Summary of Main Findings
All patients presented 6-24 days after receiving the first dose of ChAdOx1 nCoV-19, with a median time of 12 days. The median age was 46 years (range 21-77 years). Sixteen patients (70%) were younger than 50 years, and 14 (61%) were female. One patient had a history of deep vein thrombosis, and one patient was taking oral contraceptive pills at the time she sought medical attention. Clinically, 13 patients (56%) presented with cerebral venous thrombosis (one had deep vein thrombosis and pulmonary embolism along with cerebral venous thrombosis). One patient had deep vein thrombosis and bilateral adrenal hemorrhage, two patients had acute stroke due to thrombosis at the middle cerebral artery, and two patients had portal vein thrombosis: one with concurrent myocardial infarction and the other one had concurrent aortic thrombosis. Seven patients (30%) died. One patient had available data on post-mortem evaluation, which showed thrombosis at small arteries in the intestine, brain, lung, venous sinuses and intracerebral hemorrhage. Of note, additional thrombotic events occurred among patients who received platelet transfusion for thrombocytopenia and/or heparin for thrombosis. Only 10 patients (34%) had their sera available for antibody testing against coronavirus. All of these patients had negative antibodies against SARS-CoV-2 nucleocapsid protein, which ruled out recent COVID-19 infection. The levels of anti-SARS-CoV-2 receptor binding domain (RBD) and anti-spike antibodies were consistent with the level expected after ChAdOx1 nCoV-19 vaccination. The level of antibodies against non-SARS-CoV-2 coronavirus antibodies were similar to those in the general population. Thirteen patients (56%) had low fibrinogen levels, and all patients had markedly elevated D-dimer levels. Twenty-one patients (91%) had positive anti-PF4 antibodies via ELISA. One patient whose sample was collected five days after clinical presentation (and who had multiple platelet transfusions) tested negative for anti-PF4 antibodies, and another had equivocal results. Of the 7 patients tested with the functional HIT assay, 5 had significant platelet activation in the absence of heparin. Adding heparin in excess of physiological doses fully suppressed platelet activation.
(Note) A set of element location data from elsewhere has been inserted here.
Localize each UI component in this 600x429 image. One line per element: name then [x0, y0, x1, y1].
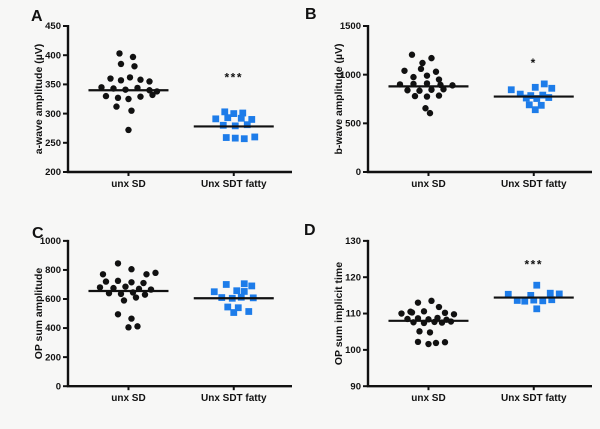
- svg-text:0: 0: [56, 381, 61, 392]
- svg-text:***: ***: [225, 70, 244, 84]
- svg-text:a-wave amplitude (µV): a-wave amplitude (µV): [33, 44, 45, 155]
- svg-text:500: 500: [345, 119, 361, 130]
- svg-text:1500: 1500: [340, 21, 361, 32]
- svg-text:unx SD: unx SD: [111, 179, 145, 190]
- panel-c-plot: 0 200 400 600 800 1000 OP sum amplitude unx SD U…: [34, 236, 292, 404]
- svg-text:Unx SDT fatty: Unx SDT fatty: [201, 393, 267, 404]
- svg-text:1000: 1000: [40, 236, 61, 247]
- svg-text:800: 800: [45, 265, 61, 276]
- svg-text:300: 300: [45, 109, 61, 120]
- panel-b: B 0 500 1000 1500 b-wave amplitude (µV) unx S…: [300, 0, 600, 215]
- svg-text:120: 120: [345, 272, 361, 283]
- svg-text:350: 350: [45, 80, 61, 91]
- svg-text:400: 400: [45, 323, 61, 334]
- svg-text:unx SD: unx SD: [411, 179, 445, 190]
- panel-a-label: A: [31, 8, 43, 25]
- panel-b-label: B: [305, 6, 317, 23]
- panel-d: D 90 100 110 120 130 OP sum implicit time unx …: [300, 215, 600, 429]
- svg-text:400: 400: [45, 50, 61, 61]
- svg-text:130: 130: [345, 236, 361, 247]
- panel-d-plot: 90 100 110 120 130 OP sum implicit time unx SD…: [334, 236, 592, 404]
- svg-text:b-wave amplitude (µV): b-wave amplitude (µV): [333, 43, 345, 154]
- panel-a: A 200 250 300 350 400 450 a-wave amplitude (µV…: [0, 0, 300, 215]
- svg-text:200: 200: [45, 352, 61, 363]
- panel-c: C 0 200 400 600 800 1000 OP sum amplitude unx S…: [0, 215, 300, 429]
- svg-text:250: 250: [45, 138, 61, 149]
- svg-text:110: 110: [346, 309, 361, 320]
- svg-text:100: 100: [345, 345, 361, 356]
- svg-text:600: 600: [45, 294, 61, 305]
- panel-b-plot: 0 500 1000 1500 b-wave amplitude (µV) unx SD U…: [333, 21, 592, 190]
- svg-text:Unx SDT fatty: Unx SDT fatty: [501, 179, 567, 190]
- svg-text:unx SD: unx SD: [411, 393, 445, 404]
- svg-text:OP sum amplitude: OP sum amplitude: [34, 268, 45, 360]
- svg-text:OP sum implicit time: OP sum implicit time: [334, 262, 345, 365]
- svg-text:90: 90: [350, 381, 361, 392]
- svg-text:Unx SDT fatty: Unx SDT fatty: [501, 393, 567, 404]
- svg-text:1000: 1000: [340, 70, 361, 81]
- svg-text:450: 450: [45, 21, 61, 32]
- svg-text:*: *: [531, 56, 537, 70]
- svg-text:unx SD: unx SD: [111, 393, 145, 404]
- svg-text:0: 0: [356, 167, 361, 178]
- svg-text:***: ***: [525, 258, 544, 272]
- panel-d-label: D: [304, 222, 316, 239]
- panel-c-label: C: [32, 225, 44, 242]
- svg-text:Unx SDT fatty: Unx SDT fatty: [201, 179, 267, 190]
- panel-a-plot: 200 250 300 350 400 450 a-wave amplitude (µV) u…: [33, 21, 292, 190]
- svg-text:200: 200: [45, 167, 61, 178]
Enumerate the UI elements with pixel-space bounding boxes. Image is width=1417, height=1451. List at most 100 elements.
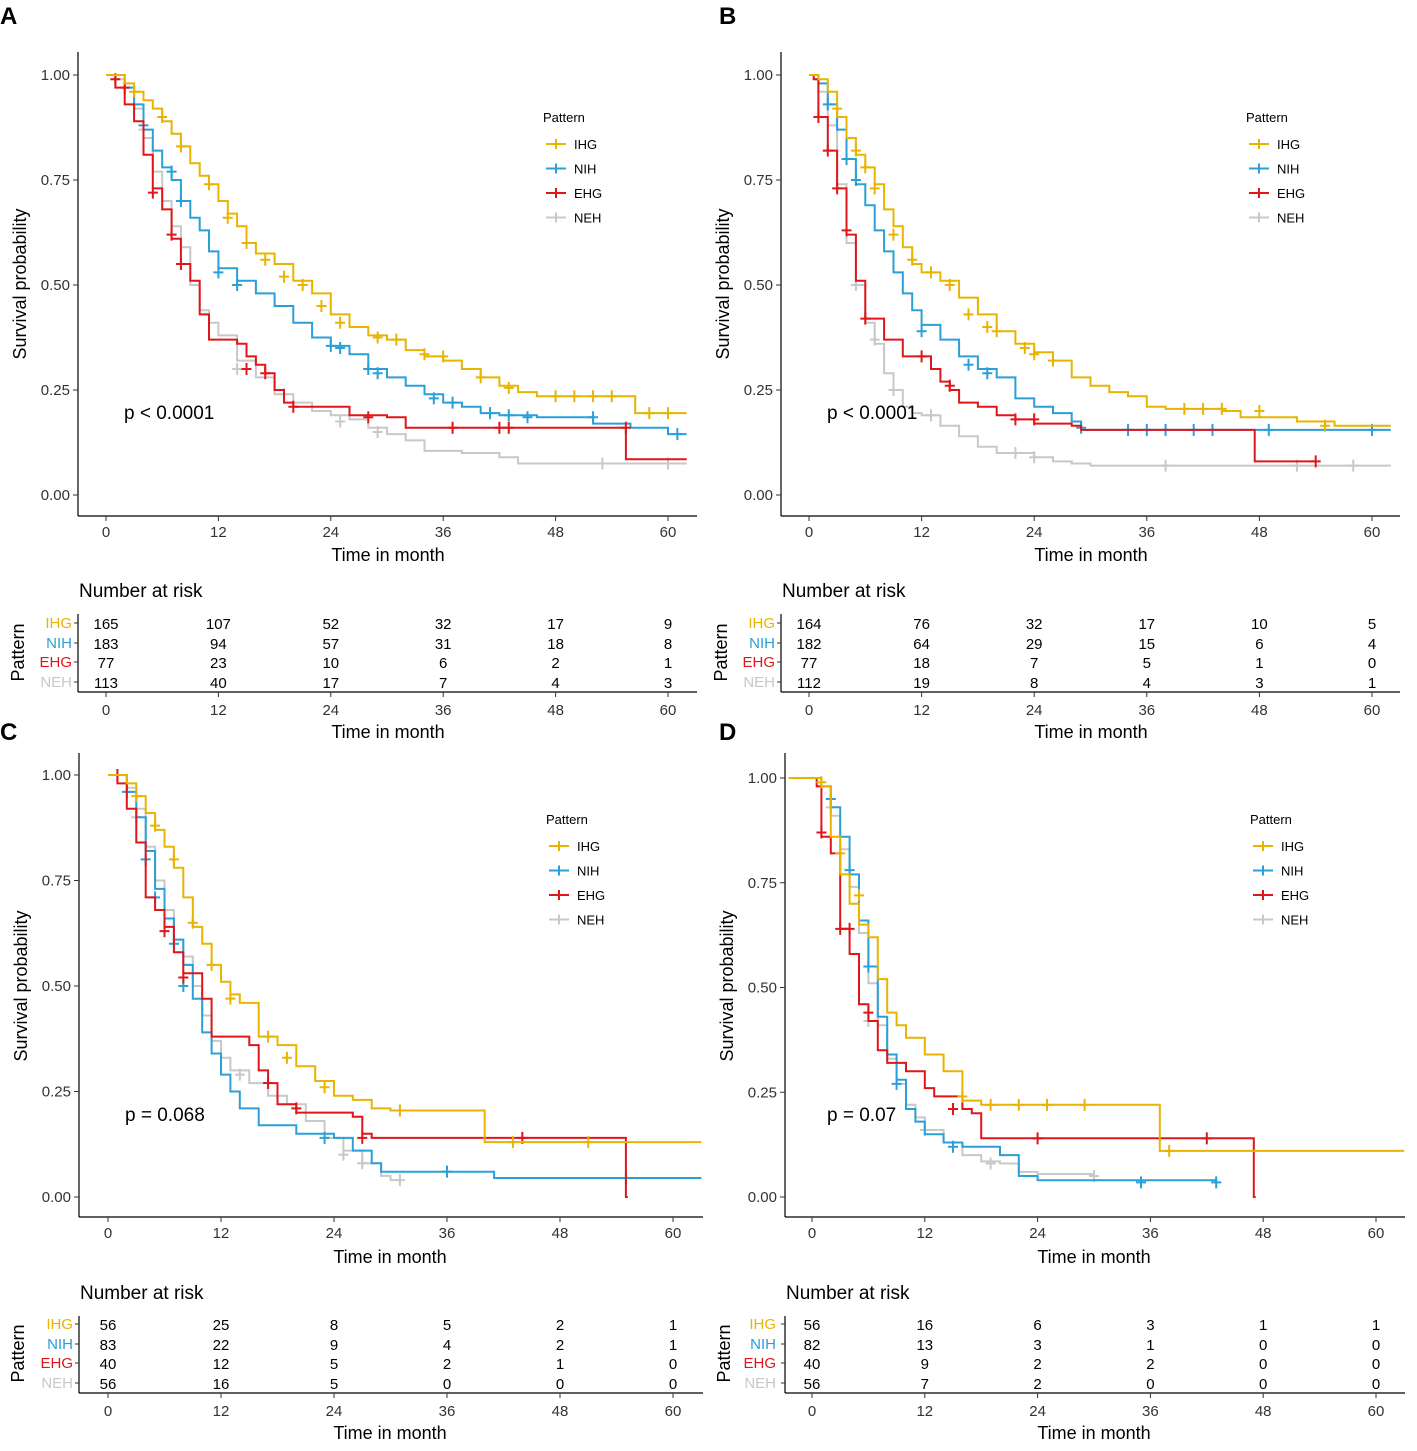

In addition to ELISA, the authors used a functional platelet assay in a subset of patients to identify the presence of platelet activation. The clinical presentation of patients was reported in detail.
The study had a small sample size (n=23). Only 10 patients were investigated for the possibility of previous SARS-CoV-2 infection, and only one-third of patients with detectable anti-PF4 antibodies were tested with the functional HIT assay. The course of treatments provided to the patients was not reported in detail, limiting inference about the benefits or harms associated with VITT treatment. Patient characteristics were also not reported in detail, and key demographic details were not available (e.g., ethnicity, country of origin, comorbidities); since it is not yet known what characteristics might predispose individuals to VITT, these data would have been particularly useful.
The study adds significant data pertaining to the mechanism of a rare adverse event known as vaccine-induced thrombosis and thrombocytopenia (VITT), which appears to be causally related to ChAdOx1 nCoV-19 (AstraZeneca) vaccine.